劉芒端着一杯酒帶着甯如柳來到了主殿門口,甯家族人開始了一輪山呼海嘯般的歡呼。
“我劉芒隻是一個浪迹天涯的散修,承蒙甯家看得起讓我和如柳結成道侶,這讓我深感榮幸的同時又感覺責任重大,花裏胡哨的也不多說了,不管是如柳還是甯家,劉某隻有一句話,你若對我一心一意,我必不離不棄。接下來我和如柳都要閉關,就不陪各位族人喝酒了,大家喝好吃好就是我們兩個喝好吃好了。”劉芒說罷把杯中酒一飲而盡。
“好!說得好!”劉芒的話不多,但句句戳中甯勁永的心坎裏,劉芒說的不正是他們幾個謀劃所期待的嗎?
這是一筆針對未來的投資,從目前來看,寶貝女兒也很滿意,劉芒也表示了足夠的誠意,非常的圓滿。
“走吧,跟我一起去閣樓閉關吧。”從主殿後門離開後,劉芒輕聲對如柳說道。
“公子,既然我們結成了道侶,那該做的事也得做吧。”甯如柳抿着嘴唇很是扭捏的說道,俏臉上早已印了一抹紅暈。
呃,甯如柳扭捏不安,但劉芒也不是老司機,一向臉皮厚的他聽得也是一紅。
“你不願意嗎?你剛才說的話都是在表演嗎?”甯如柳蹙眉道。
劉芒那個郁悶啊,甯家的人都是怎麽了。
你一個妹子都這麽主動,道爺還畏首畏尾的,這可不是我的作風,劉芒黑黑的大眼睛盯着甯如柳,透着一股邪氣一般,把甯如柳都看得低下了頭。
“走咯,做該做的事去咯!”邪笑一聲,劉芒一個彎腰就将這妹子橫抱了起來,快步朝着她的閨房跑了過去。
甯如柳也不做聲,跟個悶葫蘆一般,嬌嫩的雙手輕輕的環繞住劉芒的脖子,腦袋微低,面色含羞,煞是好看。
折騰了個把小時劉芒才意猶未盡的作罷,但這小妞也并不是一味的承受,那種欲拒還羞的感覺讓處于小學生階段的劉芒有了不一樣的新體佥,感覺非常的難忘。
“公子,我會對你一心一意的。”甯如柳紅着臉低聲說道。
劉芒深呼吸了一口氣,把這女人攬進懷裏,柔聲說道:“我也會對你不離不棄的,以後别叫我公子,就叫我長生吧。
“不,我喜歡叫你公子。”甯如柳輕聲說道。
“那行,你喜歡就好,如柳,我和千畫是經曆過生死考驗的患難夫妻,她雖然比你年輕,但你一定要尊重她。”劉芒一本正經道。

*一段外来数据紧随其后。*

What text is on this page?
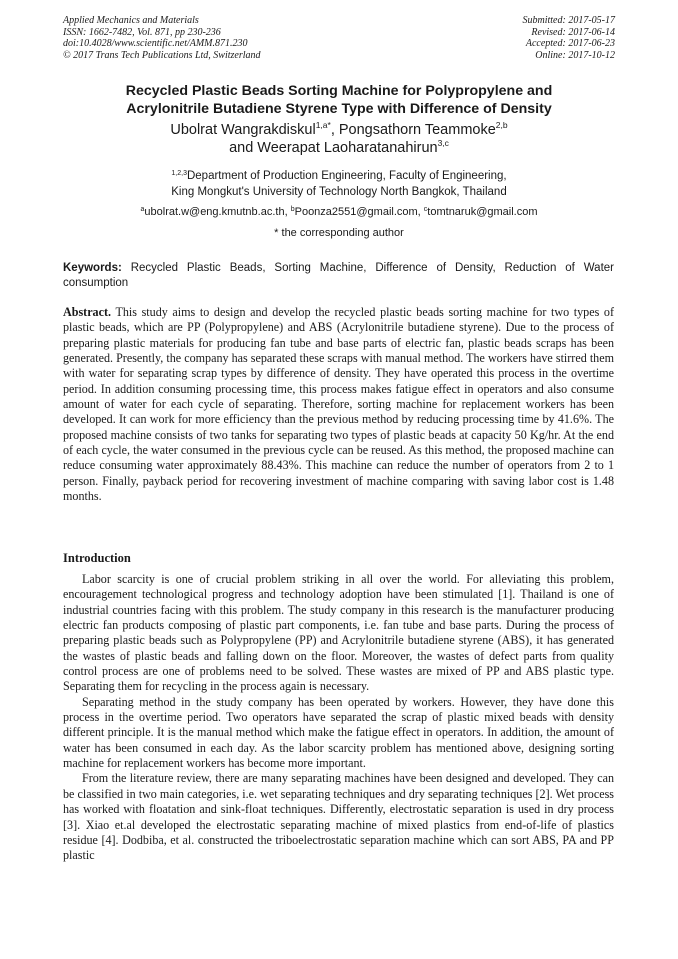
Applied Mechanics and Materials
ISSN: 1662-7482, Vol. 871, pp 230-236
doi:10.4028/www.scientific.net/AMM.871.230
© 2017 Trans Tech Publications Ltd, Switzerland
Submitted: 2017-05-17
Revised: 2017-06-14
Accepted: 2017-06-23
Online: 2017-10-12
Recycled Plastic Beads Sorting Machine for Polypropylene and
Acrylonitrile Butadiene Styrene Type with Difference of Density
Ubolrat Wangrakdiskul$^{1,a*}$, Pongsathorn Teammoke$^{2,b}$
and Weerapat Laoharatanahirun$^{3,c}$
$^{1,2,3}$Department of Production Engineering, Faculty of Engineering,
King Mongkut's University of Technology North Bangkok, Thailand
$^a$ubolrat.w@eng.kmutnb.ac.th, $^b$Poonza2551@gmail.com, $^c$tomtnaruk@gmail.com
* the corresponding author
Keywords: Recycled Plastic Beads, Sorting Machine, Difference of Density, Reduction of Water consumption
Abstract. This study aims to design and develop the recycled plastic beads sorting machine for two types of plastic beads, which are PP (Polypropylene) and ABS (Acrylonitrile butadiene styrene). Due to the process of preparing plastic materials for producing fan tube and base parts of electric fan, plastic beads scraps has been generated. Presently, the company has separated these scraps with manual method. The workers have stirred them with water for separating scrap types by difference of density. They have operated this process in the overtime period. In addition consuming processing time, this process makes fatigue effect in operators and also consume amount of water for each cycle of separating. Therefore, sorting machine for replacement workers has been developed. It can work for more efficiency than the previous method by reducing processing time by 41.6%. The proposed machine consists of two tanks for separating two types of plastic beads at capacity 50 Kg/hr. At the end of each cycle, the water consumed in the previous cycle can be reused. As this method, the proposed machine can reduce consuming water approximately 88.43%. This machine can reduce the number of operators from 2 to 1 person. Finally, payback period for recovering investment of machine comparing with saving labor cost is 1.48 months.
Introduction

Labor scarcity is one of crucial problem striking in all over the world. For alleviating this problem, encouragement technological progress and technology adoption have been stimulated [1]. Thailand is one of industrial countries facing with this problem. The study company in this research is the manufacturer producing electric fan products composing of plastic part components, i.e. fan tube and base parts. During the process of preparing plastic beads such as Polypropylene (PP) and Acrylonitrile butadiene styrene (ABS), it has generated the wastes of plastic beads and falling down on the floor. Moreover, the wastes of defect parts from quality control process are one of problems need to be solved. These wastes are mixed of PP and ABS plastic type. Separating them for recycling in the process again is necessary.

Separating method in the study company has been operated by workers. However, they have done this process in the overtime period. Two operators have separated the scrap of plastic mixed beads with density different principle. It is the manual method which make the fatigue effect in operators. In addition, the amount of water has been consumed in each day. As the labor scarcity problem has mentioned above, designing sorting machine for replacement workers has become more important.

From the literature review, there are many separating machines have been designed and developed. They can be classified in two main categories, i.e. wet separating techniques and dry separating techniques [2]. Wet process has worked with floatation and sink-float techniques. Differently, electrostatic separation is used in dry process [3]. Xiao et.al developed the electrostatic separating machine of mixed plastics from end-of-life of plastics residue [4]. Dodbiba, et al. constructed the triboelectrostatic separation machine which can sort ABS, PA and PP plastic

甯如柳把頭輕輕靠在劉芒肩膀上說道:“放心吧,我們都是修煉之人,絕對不會因此讓你爲難的。
“那樣最好,走吧,我們去閣樓,一路上我再跟你說說我們的事,還有此次閉關達成目的後,我們就會離開天斷山。”劉芒說道。
“我知道,不過離開天斷山我們有更好的去處嗎?”甯如柳點了點頭道。
“沒有,不過我們那有句俗話,生于憂患死于安樂,我喜歡那種流浪的感覺。”劉芒說道。
“生于憂患死于安樂!說得真好,以後你去哪我就去哪。”甯如柳喃喃道。
回到閣樓後,甯如柳也找了個房間閉關打坐去了,她本來就有7段巅峰的修爲,有天羅果的輔助是能最先達成目的的。
劉芒有點擔心的是,閉關結束後該怎麽向淩千畫解釋她怎麽突然之間就多了個姐妹的問題。
千畫一定會傷心吧,這次真是對不起她了,可是既然已成事實,那隻得好好面對,無論千畫怎麽罵他,他都承受。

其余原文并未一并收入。